Here's what you can do: you can be my friend. You should know that right now I probably hate you a little bit, especially if you have a child with a fully developed cerebellum. So basically that covers nearly everyone I know. The rest of you I hate for being childless and not having any idea what it feels like to have to be selfless and put another human being's needs first, and to be so scared of what that means. I don't really hate you, you know. I'm just feeling a touch of the Why Mes and Why Not Somebody Elses. I'll get over it eventually, but I will get over it faster if you ignore that I feel that way and just act like my friend. Take me to coffee. Come with me to get a manicure (I desperately need one) or a massage or let's go for a run - make me find the time. Offer to babysit and know that we probably won't take you up on it. Offer to come hang out with us. You can bring takeout or a six pack and we can watch movies and chat while the girls are asleep. And please: Pick up my kid when you see her. Hug her and treat her like you did a week ago, or a month ago, before you knew. She's the same happy and loving little girl that she was on Wednesday, before we knew that this thing had a name.

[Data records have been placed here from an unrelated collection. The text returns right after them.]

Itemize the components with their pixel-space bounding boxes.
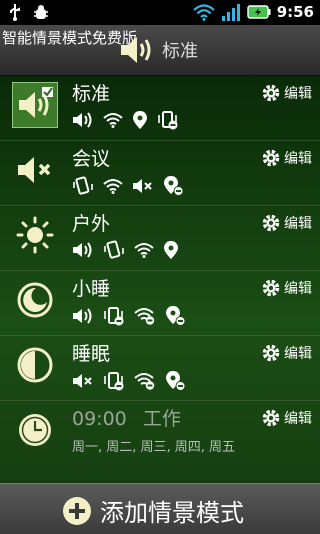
moon-icon bbox=[15, 280, 55, 320]
vibrate-off-icon bbox=[103, 306, 125, 326]
profile-row-outdoor[interactable]: 户外 编辑 bbox=[0, 206, 320, 271]
edit-label: 编辑 bbox=[284, 151, 312, 167]
timer-row[interactable]: 09:00 工作 周一, 周二, 周三, 周四, 周五 编辑 bbox=[0, 401, 320, 465]
bottom-bar: 添加情景模式 bbox=[0, 483, 320, 534]
wifi-icon bbox=[192, 3, 215, 21]
profile-row-nap[interactable]: 小睡 编辑 bbox=[0, 271, 320, 336]
profile-row-standard[interactable]: 标准 编辑 bbox=[0, 76, 320, 141]
usb-icon bbox=[8, 3, 22, 21]
add-profile-label: 添加情景模式 bbox=[100, 499, 244, 527]
location-icon bbox=[163, 240, 179, 260]
gear-icon bbox=[260, 212, 282, 234]
edit-button[interactable]: 编辑 bbox=[260, 82, 312, 104]
status-time: 9:56 bbox=[276, 3, 314, 21]
gear-icon bbox=[260, 342, 282, 364]
volume-on-icon bbox=[72, 111, 94, 129]
debug-icon bbox=[32, 3, 50, 21]
edit-label: 编辑 bbox=[284, 346, 312, 362]
edit-button[interactable]: 编辑 bbox=[260, 342, 312, 364]
edit-button[interactable]: 编辑 bbox=[260, 277, 312, 299]
wifi-icon bbox=[103, 112, 123, 128]
speaker-on-icon bbox=[15, 86, 55, 124]
profile-name: 睡眠 bbox=[72, 343, 111, 365]
wifi-off-icon bbox=[134, 307, 156, 325]
timer-title: 09:00 工作 bbox=[72, 404, 181, 431]
profile-name: 标准 bbox=[72, 83, 111, 105]
add-profile-button[interactable]: 添加情景模式 bbox=[62, 493, 244, 528]
sun-icon bbox=[15, 215, 55, 255]
speaker-on-icon bbox=[118, 33, 156, 67]
profile-status-icons bbox=[72, 305, 187, 327]
vibrate-off-icon bbox=[157, 110, 179, 130]
profile-name: 会议 bbox=[72, 148, 111, 170]
signal-icon bbox=[221, 3, 241, 21]
profile-name: 小睡 bbox=[72, 278, 111, 300]
title-bar: 智能情景模式免费版 标准 bbox=[0, 25, 320, 76]
location-icon bbox=[132, 110, 148, 130]
timer-time: 09:00 bbox=[72, 408, 127, 430]
speaker-mute-icon bbox=[15, 152, 55, 188]
gear-icon bbox=[260, 277, 282, 299]
volume-on-icon bbox=[72, 307, 94, 325]
timer-icon-box bbox=[12, 407, 58, 453]
location-off-icon bbox=[165, 370, 187, 392]
profile-list: 标准 编辑 会议 编辑 户外 编辑 小睡 编辑 睡眠 编辑 09:00 工作 周… bbox=[0, 76, 320, 483]
edit-label: 编辑 bbox=[284, 216, 312, 232]
profile-row-sleep[interactable]: 睡眠 编辑 bbox=[0, 336, 320, 401]
current-mode[interactable]: 标准 bbox=[118, 33, 198, 67]
current-mode-label: 标准 bbox=[162, 41, 198, 62]
profile-status-icons bbox=[72, 370, 187, 392]
location-off-icon bbox=[163, 175, 185, 197]
profile-row-meeting[interactable]: 会议 编辑 bbox=[0, 141, 320, 206]
gear-icon bbox=[260, 147, 282, 169]
edit-button[interactable]: 编辑 bbox=[260, 147, 312, 169]
vibrate-icon bbox=[72, 176, 94, 196]
wifi-icon bbox=[103, 178, 123, 194]
clock-icon bbox=[15, 410, 55, 450]
profile-status-icons bbox=[72, 240, 179, 260]
wifi-off-icon bbox=[134, 372, 156, 390]
gear-icon bbox=[260, 82, 282, 104]
profile-icon bbox=[12, 147, 58, 193]
edit-button[interactable]: 编辑 bbox=[260, 407, 312, 429]
volume-on-icon bbox=[72, 241, 94, 259]
app-title: 智能情景模式免费版 bbox=[2, 29, 138, 47]
profile-icon bbox=[12, 82, 58, 128]
profile-icon bbox=[12, 212, 58, 258]
profile-icon bbox=[12, 342, 58, 388]
half-moon-icon bbox=[15, 345, 55, 385]
status-bar: 9:56 bbox=[0, 0, 320, 25]
profile-status-icons bbox=[72, 175, 185, 197]
vibrate-off-icon bbox=[103, 371, 125, 391]
battery-icon bbox=[246, 4, 271, 20]
edit-label: 编辑 bbox=[284, 281, 312, 297]
edit-label: 编辑 bbox=[284, 411, 312, 427]
location-off-icon bbox=[165, 305, 187, 327]
plus-icon bbox=[62, 496, 92, 526]
edit-button[interactable]: 编辑 bbox=[260, 212, 312, 234]
wifi-icon bbox=[134, 242, 154, 258]
volume-mute-icon bbox=[132, 177, 154, 195]
timer-days: 周一, 周二, 周三, 周四, 周五 bbox=[72, 440, 236, 455]
profile-name: 户外 bbox=[72, 213, 111, 235]
vibrate-icon bbox=[103, 240, 125, 260]
edit-label: 编辑 bbox=[284, 86, 312, 102]
profile-icon bbox=[12, 277, 58, 323]
profile-status-icons bbox=[72, 110, 179, 130]
timer-profile: 工作 bbox=[142, 408, 181, 430]
volume-mute-icon bbox=[72, 372, 94, 390]
gear-icon bbox=[260, 407, 282, 429]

I don't want you to act like she's contagious. Now more than ever she needs people in her life who make her smile, who encourage her to move and to engage, to push buttons with her, to ask her to poke at your nose and point to bright lights, cats, and Daddy. 

Forgive me for saying this, but I don't want to hear anymore about your sister's cousin's friend's kid who didn't walk until three but is now an Olympic gymnast. Those stories were encouraging a few months ago but not now. However, if you are parenting a fragile child, a special needs child, a child whose health and/or well-being is somehow compromised, if your life was forever altered by a doctor's diagnosis, no matter how similar or different, I do want to hear from you. I want to learn from you. I want to know how you became resilient and how you take care of yourself. I want to know what you had to do; how you battled the insurance companies, the state, the many agencies; whom you know; and little things like how you had to behave, what you had to wear and if people took you more seriously or gave you more financial aid if you covered your tattoos. You think I am kidding. I'm not.

I don't want you to tell me you admire me, that you don't know how I do it. I've been mama to a special needs kid for three days now and already I seethe inside when I hear that. You do what you have to do for your kid, right? It's not like I have a choice. I know this comes from a good place, but I'm not in a good place with this yet so I can't hear it.

I don't want you to tell me that she's an angel or that God only gives us as much as we can handle. Give me a break.

And if you are a health care professional, please do not call me Mom. I am not your mom. I am a person and if you don't know my name or have two minutes to look it up on Teeny's chart, please just ask me. If you don't, I will simply ask you to please call me Aimee.

What is cerebellar hypoplasia after all but two words -- two words that don't define me or my daughter. I am not "Mom." I am Aimee, and this is one thing about my story. One thing of many. And she is Teeny, and this is only a part of her story too. She is a fighter. And she's ours.